The study showed that HTCPs were marketed in three primary formulations: combustible products (42.7 per cent), raw herbal preparations (34.5 per cent) and other formats such as gummies, drops, capsules and patches (22.8 per cent). Products featured diverse flavours and varied widely in pricing.
“Our verification of regulatory claims through official databases adds credibility to the findings,” Dr Singh said.
According to the study findings, only 23 per cent of products with AYUSH claims and 15 per cent with Central Drugs Standard Control Organisation (CDSCO) claims could be verified through official databases. Of the 316 HTCPs, 197 (62.3 per cent) reported at least one form of certification claim.
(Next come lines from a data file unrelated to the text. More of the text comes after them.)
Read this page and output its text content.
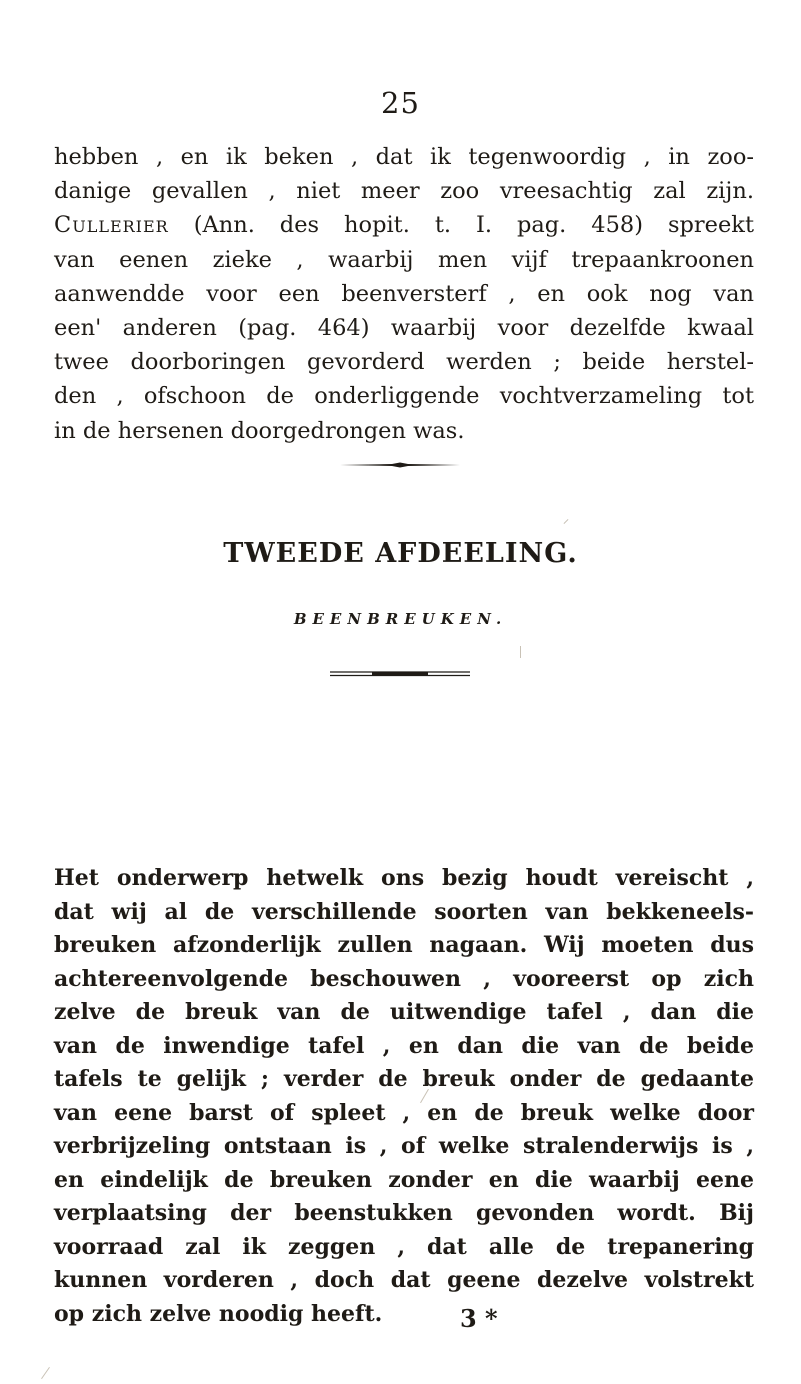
25
hebben , en ik beken , dat ik tegenwoordig , in zoo-
danige gevallen , niet meer zoo vreesachtig zal zijn.
Cullerier (Ann. des hopit. t. I. pag. 458) spreekt
van eenen zieke , waarbij men vijf trepaankroonen
aanwendde voor een beenversterf , en ook nog van
een' anderen (pag. 464) waarbij voor dezelfde kwaal
twee doorboringen gevorderd werden ; beide herstel-
den , ofschoon de onderliggende vochtverzameling tot
in de hersenen doorgedrongen was.
TWEEDE AFDEELING.
BEENBREUKEN.
Het onderwerp hetwelk ons bezig houdt vereischt ,
dat wij al de verschillende soorten van bekkeneels-
breuken afzonderlijk zullen nagaan. Wij moeten dus
achtereenvolgende beschouwen , vooreerst op zich
zelve de breuk van de uitwendige tafel , dan die
van de inwendige tafel , en dan die van de beide
tafels te gelijk ; verder de breuk onder de gedaante
van eene barst of spleet , en de breuk welke door
verbrijzeling ontstaan is , of welke stralenderwijs is ,
en eindelijk de breuken zonder en die waarbij eene
verplaatsing der beenstukken gevonden wordt. Bij
voorraad zal ik zeggen , dat alle de trepanering
kunnen vorderen , doch dat geene dezelve volstrekt
op zich zelve noodig heeft.	3 *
Additionally, 43.7 per cent of products promoted ancillary health claims such as detoxification or anxiety relief. Only 12 of the products displayed age restrictions, and none had functional age verification mechanisms. A small fraction (0.5 per cent) referenced World Health Organization (WHO) affiliation, raising concerns about potentially misleading endorsements.
The authors urged e-commerce platforms to implement mandatory health claims verification and functional age-restriction protocols. They added that all products must undergo testing in accredited facilities, such as the National Tobacco Testing Laboratories.